Most mortgage applications are rejected by lenders. They will look for potential clients who have a steady source of income, as well as a willingness and tendency to pay back their loans. These are a few things you need to consider when making your mortgage application to help improve your chances of getting one.
The application requirements
Successful applications must first be satisfactory. If your application lacks specific requirements, it will be rejected before it is even considered. You should look into the specific application requirements before applying for a mortgage. This will help you ensure that your application is not rejected on the basis of being insufficient. If you are unsure about the requirements, you may consult your lender before making an application to understand how to make one. You could also visit a mortgage broker for advice on how to make the best application.
Your credit score
Most lenders will have a minimum credit score requirement. Borrowers who have cleared all their loans in a timely manner, have not filed for bankruptcy within a certain amount of time before making the application and are up to date with their returns will stand a better chance of having their application approved. You should check your credit score and compare it to the minimum requirement when making your application. This way, you will not be rejected on the basis of a bad credit score.
Your employment status
If you are unemployed, lenders will not give you a mortgage loan. They require that applicants have been working for some amount of time, and have proof of a steady source of income. Unemployment will harm your current and future applications.
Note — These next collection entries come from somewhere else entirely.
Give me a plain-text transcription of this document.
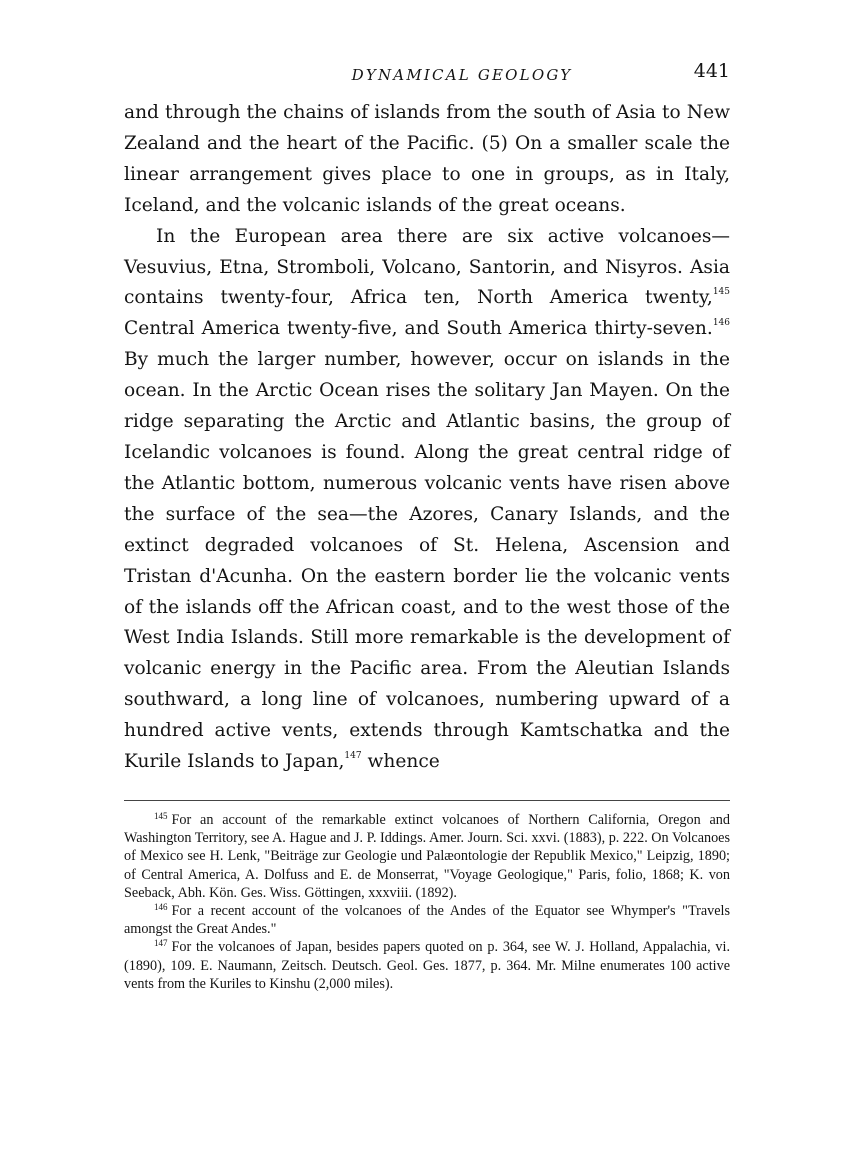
DYNAMICAL GEOLOGY	441

and through the chains of islands from the south of Asia to New Zealand and the heart of the Pacific. (5) On a smaller scale the linear arrangement gives place to one in groups, as in Italy, Iceland, and the volcanic islands of the great oceans.

In the European area there are six active volcanoes—Vesuvius, Etna, Stromboli, Volcano, Santorin, and Nisyros. Asia contains twenty-four, Africa ten, North America twenty,$^{145}$ Central America twenty-five, and South America thirty-seven.$^{146}$ By much the larger number, however, occur on islands in the ocean. In the Arctic Ocean rises the solitary Jan Mayen. On the ridge separating the Arctic and Atlantic basins, the group of Icelandic volcanoes is found. Along the great central ridge of the Atlantic bottom, numerous volcanic vents have risen above the surface of the sea—the Azores, Canary Islands, and the extinct degraded volcanoes of St. Helena, Ascension and Tristan d'Acunha. On the eastern border lie the volcanic vents of the islands off the African coast, and to the west those of the West India Islands. Still more remarkable is the development of volcanic energy in the Pacific area. From the Aleutian Islands southward, a long line of volcanoes, numbering upward of a hundred active vents, extends through Kamtschatka and the Kurile Islands to Japan,$^{147}$ whence

$^{145}$ For an account of the remarkable extinct volcanoes of Northern California, Oregon and Washington Territory, see A. Hague and J. P. Iddings. Amer. Journ. Sci. xxvi. (1883), p. 222. On Volcanoes of Mexico see H. Lenk, "Beiträge zur Geologie und Palæontologie der Republik Mexico," Leipzig, 1890; of Central America, A. Dolfuss and E. de Monserrat, "Voyage Geologique," Paris, folio, 1868; K. von Seeback, Abh. Kön. Ges. Wiss. Göttingen, xxxviii. (1892).

$^{146}$ For a recent account of the volcanoes of the Andes of the Equator see Whymper's "Travels amongst the Great Andes."

$^{147}$ For the volcanoes of Japan, besides papers quoted on p. 364, see W. J. Holland, Appalachia, vi. (1890), 109. E. Naumann, Zeitsch. Deutsch. Geol. Ges. 1877, p. 364. Mr. Milne enumerates 100 active vents from the Kuriles to Kinshu (2,000 miles).
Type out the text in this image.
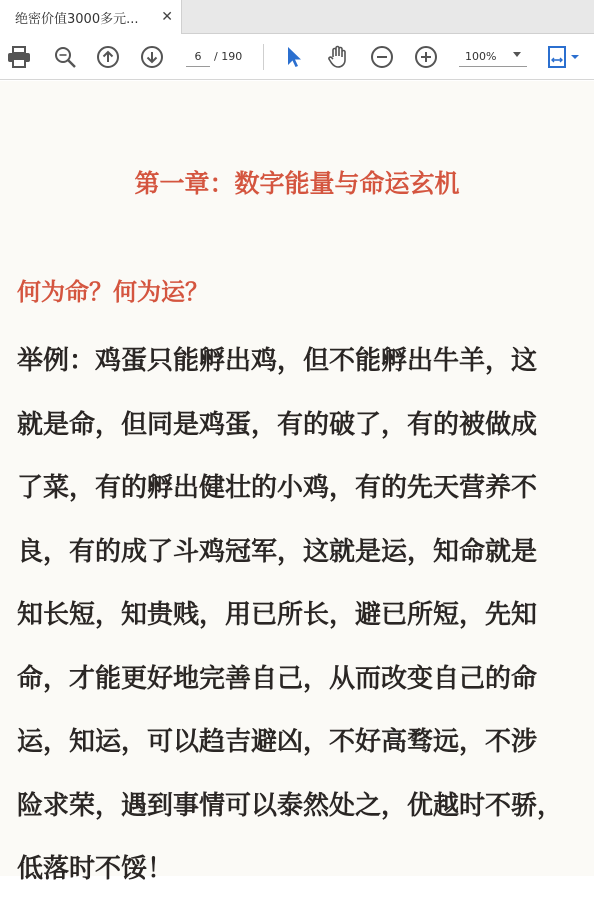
绝密价值3000多元... ✕
6
/ 190	100%
第一章：数字能量与命运玄机
何为命？何为运？
举例：鸡蛋只能孵出鸡，但不能孵出牛羊，这
就是命，但同是鸡蛋，有的破了，有的被做成
了菜，有的孵出健壮的小鸡，有的先天营养不
良，有的成了斗鸡冠军，这就是运，知命就是
知长短，知贵贱，用已所长，避已所短，先知
命，才能更好地完善自己，从而改变自己的命
运，知运，可以趋吉避凶，不好高骛远，不涉
险求荣，遇到事情可以泰然处之，优越时不骄，
低落时不馁！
You should only consider making a mortgage application after having been gainfully employed for a certain amount of time, which is specified in the requirements.
People who are self-employed will have a difficult time getting their mortgage approved too. If you are an entrepreneur, you should contact your lender to understand their policy on mortgage applications by self employed people. For some lenders, you will be required to attach relevant financial documents for a period of between two and three years.
Using a proxy
Making a successful application might just be too hard. If you do not feel you can make the application on your own, you could hire the services of an agent such as a mortgage broker. They will help you secure great mortgage packages more easily than you might be able to do on your own. You should compare the rates and repayment plans before choosing a specific broker since some brokered mortgages may be too costly for you.
Eliminating minor errors
Your mortgage will be rejected because of accounting errors and typos. To avoid making these mistakes, you should fill it out with the help of a professional such as your lender’s customer service or a mortgage broker. This way, your application will meet all the requirements and have no errors that may affect its success.